Catch 22 is not the place to discuss JOCL, due to that threads size /scope. I did not actually reply there with JOCL in mind. No great loss. Just some unrelated comments to start:
I have not observed nor tried to measure contention, done I assume by comparing throughput of multi threaded vs single. A single thread for all GPUs using synchronized blocking assumes homogeneous GPU’s & almost identical work. One person tried to do load balancing with a single thread and no blocking, but I think he gave up due to all the problems. My kernels do not do the exact same amount of work every time either, sort of a close range, so sync could hold one or the other up each iteration.
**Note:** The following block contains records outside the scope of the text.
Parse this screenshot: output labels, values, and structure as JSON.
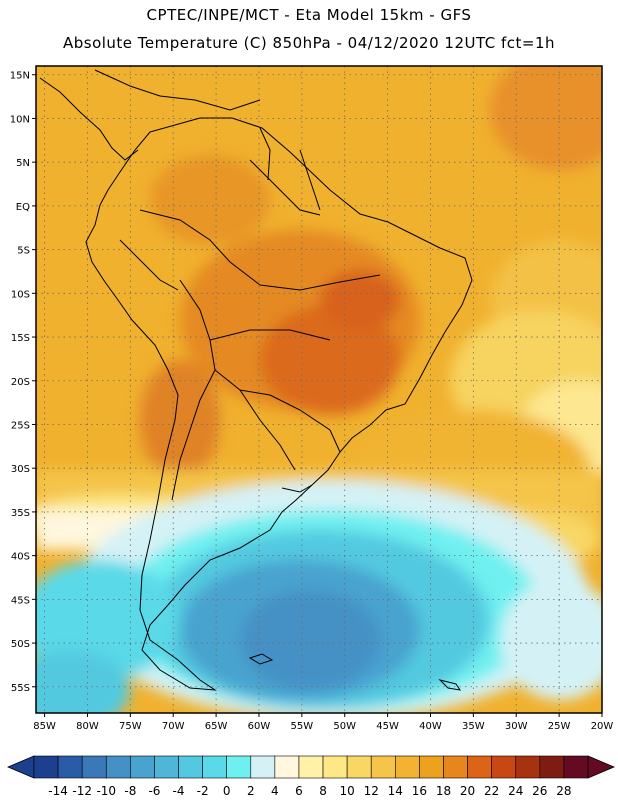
{
  "header": {
    "line1": "CPTEC/INPE/MCT  -   Eta Model 15km  -  GFS",
    "line2": "Absolute Temperature (C) 850hPa - 04/12/2020 12UTC fct=1h"
  },
  "map": {
    "lon_range": [
      -86,
      -20
    ],
    "lat_range": [
      -58,
      16
    ],
    "lat_labels": [
      {
        "lat": 15,
        "text": "15N"
      },
      {
        "lat": 10,
        "text": "10N"
      },
      {
        "lat": 5,
        "text": "5N"
      },
      {
        "lat": 0,
        "text": "EQ"
      },
      {
        "lat": -5,
        "text": "5S"
      },
      {
        "lat": -10,
        "text": "10S"
      },
      {
        "lat": -15,
        "text": "15S"
      },
      {
        "lat": -20,
        "text": "20S"
      },
      {
        "lat": -25,
        "text": "25S"
      },
      {
        "lat": -30,
        "text": "30S"
      },
      {
        "lat": -35,
        "text": "35S"
      },
      {
        "lat": -40,
        "text": "40S"
      },
      {
        "lat": -45,
        "text": "45S"
      },
      {
        "lat": -50,
        "text": "50S"
      },
      {
        "lat": -55,
        "text": "55S"
      }
    ],
    "lon_labels": [
      {
        "lon": -85,
        "text": "85W"
      },
      {
        "lon": -80,
        "text": "80W"
      },
      {
        "lon": -75,
        "text": "75W"
      },
      {
        "lon": -70,
        "text": "70W"
      },
      {
        "lon": -65,
        "text": "65W"
      },
      {
        "lon": -60,
        "text": "60W"
      },
      {
        "lon": -55,
        "text": "55W"
      },
      {
        "lon": -50,
        "text": "50W"
      },
      {
        "lon": -45,
        "text": "45W"
      },
      {
        "lon": -40,
        "text": "40W"
      },
      {
        "lon": -35,
        "text": "35W"
      },
      {
        "lon": -30,
        "text": "30W"
      },
      {
        "lon": -25,
        "text": "25W"
      },
      {
        "lon": -20,
        "text": "20W"
      }
    ]
  },
  "colorbar": {
    "labels": [
      "-14",
      "-12",
      "-10",
      "-8",
      "-6",
      "-4",
      "-2",
      "0",
      "2",
      "4",
      "6",
      "8",
      "10",
      "12",
      "14",
      "16",
      "18",
      "20",
      "22",
      "24",
      "26",
      "28"
    ],
    "colors": [
      "#1c3f8e",
      "#2a5ba6",
      "#3a78b9",
      "#4591c6",
      "#4aa3cf",
      "#4fb6d8",
      "#52c9e0",
      "#5ad9e8",
      "#6ff0f0",
      "#d4f2f6",
      "#fff7de",
      "#fff2a6",
      "#fde787",
      "#f8d765",
      "#f4c548",
      "#f1b331",
      "#eda21f",
      "#e6861b",
      "#dd6316",
      "#c94712",
      "#a73210",
      "#7e1c12",
      "#640a22"
    ],
    "low_color": "#1c3f8e",
    "high_color": "#640a22"
  }
}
More GPU’s make this worse. With OpenGL sync is of overriding importance, as displaying frames out of order, or irregularly is not likely acceptable.
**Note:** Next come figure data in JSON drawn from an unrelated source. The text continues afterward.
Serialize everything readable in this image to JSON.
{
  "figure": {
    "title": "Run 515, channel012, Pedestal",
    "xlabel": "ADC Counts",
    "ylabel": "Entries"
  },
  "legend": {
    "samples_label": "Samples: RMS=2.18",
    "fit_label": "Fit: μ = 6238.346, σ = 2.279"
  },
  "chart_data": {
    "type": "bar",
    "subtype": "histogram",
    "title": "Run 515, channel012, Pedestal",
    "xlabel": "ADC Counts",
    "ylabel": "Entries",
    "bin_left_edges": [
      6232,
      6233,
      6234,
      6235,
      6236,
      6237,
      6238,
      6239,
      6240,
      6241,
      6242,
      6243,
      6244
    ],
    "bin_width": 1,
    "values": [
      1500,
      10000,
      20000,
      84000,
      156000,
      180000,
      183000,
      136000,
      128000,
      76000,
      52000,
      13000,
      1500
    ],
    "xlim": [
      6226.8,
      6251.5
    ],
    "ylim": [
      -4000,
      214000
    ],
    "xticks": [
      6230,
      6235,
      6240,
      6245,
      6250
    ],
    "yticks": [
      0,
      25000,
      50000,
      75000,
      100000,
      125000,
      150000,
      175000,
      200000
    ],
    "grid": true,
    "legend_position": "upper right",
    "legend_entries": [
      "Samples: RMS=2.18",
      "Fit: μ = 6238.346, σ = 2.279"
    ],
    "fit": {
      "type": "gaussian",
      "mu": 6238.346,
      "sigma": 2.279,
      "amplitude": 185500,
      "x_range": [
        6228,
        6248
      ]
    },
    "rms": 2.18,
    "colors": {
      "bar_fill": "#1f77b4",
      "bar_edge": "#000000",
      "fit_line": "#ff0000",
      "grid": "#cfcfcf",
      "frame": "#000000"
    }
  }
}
I have never had fewer CPUs than GPUs, where that would really kick in though. From Netbeans profiling data of Nvidia’s implementation, it is clear their blocking is very CPU intense. By this I mean all the CPU time is used spinning, waiting for kernels to finish & enqueue or passing args is nothing. Getting the minimum wait time during a worksize calibration operation, which is wise to do, could be very useful. You could then put a Thread.sleep(85% min) after the last enqueue in the set & then block. I am doing this as part of a redesign, but have not fired up the full system to test.
You described low/gluegen built and high/OO level bindings before. Are you still doing / going to do the high level, cause that stuff is not built by computer? The high level bindings Olivier continues to improve, called JavaCL (low/JNAerator built is OpenCL4Java), & looks outstanding. My own OO level is not near as comprehensive, and am going to drop it when I get the chance. I only built my own, because there weren’t any when I started. That is where enhancements in API will not naturally be realized.
That is it for now. Good luck on your project! Maybe get a section for JOCL someday, but no hurry. Actually there are already a lot of OpenCL forums, probably too many right now.